Another immediate opportunity is for Japan to end its practice of dedicating two submarines to training. A Japanese naval source says that converting a boat for that purpose every few years involves removing combat equipment, much reducing its warfighting capability.
Other navies teach sailors the ropes in front line submarines. If Japan did that, it could add two submarines to its combat force without lifting the building rate. So, a quick addition of 10 submarines to the Japan Maritime Self-Defense Force is quite conceivable.
Japan would have to train enough people for one extra crew each year, though that should not be difficult. It was doing that several years ago as it lifted the force to 22 plus two.
It would also need expanded maintenance capacity, additional weapons such as torpedoes, and a larger budget to cover running costs. But the biggest additional financial burden may be in shipyard work.
The 2010 decision to operate the submarines for longer required life-extending overhauls for the Oyashios, which began in 2013 and were followed by modernisation to almost the standard of the succeeding Soryu-class, according to Japan’s government. If Japan lifts the submarine retirement age to 30 or 32, its submarines will presumably need more or deeper overhauls and modernisation. That would cost much less than new submarines.
“If Washington, in seeking to deter China, values undersea strength as highly as it seems to, it needs to tell Japan to stop throwing away good submarines.”
But, however well modernised, will diesel-electric submarines continue to be useful?
Peter Dutton, who was defence minister when Australia decided in 2021 it needed nuclear-powered submarines, wrote last year that the advice from experts was clear. Diesel-electric submarines would not be able to compete in hostilities in the South China Sea beyond 2035. The diesel-electric submarine needs to come up near to the surface to “snort”—raising a snorkel to run its diesel engines and recharge its batteries—and would be detected by emerging radar technologies, Dutton said.
That assessment should not discourage Japan from extending the service lives of its diesel-electric submarines. That would yield a larger Japanese fleet well before 2035, which cannot be regarded as a sharp turning point at which the conventionally-powered submarine concept will suddenly become obsolete.

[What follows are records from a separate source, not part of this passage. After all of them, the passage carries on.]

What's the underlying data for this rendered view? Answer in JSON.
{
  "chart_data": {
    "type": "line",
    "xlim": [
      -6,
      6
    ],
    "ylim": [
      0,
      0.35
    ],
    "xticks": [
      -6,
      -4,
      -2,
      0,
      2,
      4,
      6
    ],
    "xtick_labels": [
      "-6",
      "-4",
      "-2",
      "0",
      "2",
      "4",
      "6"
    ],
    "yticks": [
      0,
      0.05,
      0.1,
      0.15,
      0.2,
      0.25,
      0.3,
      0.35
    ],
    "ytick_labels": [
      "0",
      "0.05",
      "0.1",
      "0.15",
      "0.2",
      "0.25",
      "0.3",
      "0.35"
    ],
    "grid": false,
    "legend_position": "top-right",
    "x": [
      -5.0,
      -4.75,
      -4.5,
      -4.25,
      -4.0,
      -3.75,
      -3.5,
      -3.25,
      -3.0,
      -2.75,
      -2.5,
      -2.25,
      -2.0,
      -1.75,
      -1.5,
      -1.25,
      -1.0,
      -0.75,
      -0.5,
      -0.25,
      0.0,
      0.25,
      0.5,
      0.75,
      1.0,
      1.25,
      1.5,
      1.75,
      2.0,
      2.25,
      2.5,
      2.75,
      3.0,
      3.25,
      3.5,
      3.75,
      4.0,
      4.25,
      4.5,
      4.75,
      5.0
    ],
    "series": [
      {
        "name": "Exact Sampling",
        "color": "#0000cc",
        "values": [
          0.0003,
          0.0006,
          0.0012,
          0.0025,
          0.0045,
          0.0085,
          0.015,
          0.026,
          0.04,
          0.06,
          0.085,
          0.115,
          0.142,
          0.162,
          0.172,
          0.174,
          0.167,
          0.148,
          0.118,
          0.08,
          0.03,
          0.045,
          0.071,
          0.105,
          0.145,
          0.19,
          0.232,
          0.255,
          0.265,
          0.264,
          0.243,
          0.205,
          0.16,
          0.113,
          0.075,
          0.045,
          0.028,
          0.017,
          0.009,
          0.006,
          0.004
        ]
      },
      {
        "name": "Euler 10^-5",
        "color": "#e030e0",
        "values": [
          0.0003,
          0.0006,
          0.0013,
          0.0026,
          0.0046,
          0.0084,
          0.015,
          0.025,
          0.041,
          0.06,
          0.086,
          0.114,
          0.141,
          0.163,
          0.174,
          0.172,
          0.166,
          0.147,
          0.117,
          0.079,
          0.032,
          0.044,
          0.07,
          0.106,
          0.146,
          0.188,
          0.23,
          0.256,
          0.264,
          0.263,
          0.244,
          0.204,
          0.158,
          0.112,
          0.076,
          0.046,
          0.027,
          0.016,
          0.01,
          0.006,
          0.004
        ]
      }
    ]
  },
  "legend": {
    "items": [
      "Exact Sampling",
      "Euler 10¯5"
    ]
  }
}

Such changes come gradually.
Also, Japanese submarines would operate in wartime not so much in the South China Sea, where the presence of Chinese airborne radar surveillance might be uncontested, but mainly in the East China Sea and nearby waters, close to Japanese and Taiwanese air bases.
And all Japanese submarines delivered since 2009 (after the Oyashio-class) have either air-independent propulsion systems or large-capacity lithium-ion batteries enabling them to “loiter”. Both technologies allow a commander to reduce or entirely avoid snorting in dangerous locations. Australia’s previously planned diesel-electric submarines lacked such features.
Although Japan plans to double its defence share of GDP to two per cent by 2027, a force structure plan issued in December confirmed that the 22-plus-two submarine fleet size would stay.
Why the government and navy rejected the possibility of further expansion is unclear. Possible explanations include competition within the navy for funds or a simply a disinclination to accept the disruption of expansion beyond the 2010 plan.
Whatever the reason, perhaps the one influence that can change minds in Tokyo is Japan’s US ally. If Washington, in seeking to deter China, values undersea strength as highly as it seems to, it needs to tell Japan to stop throwing away good submarines.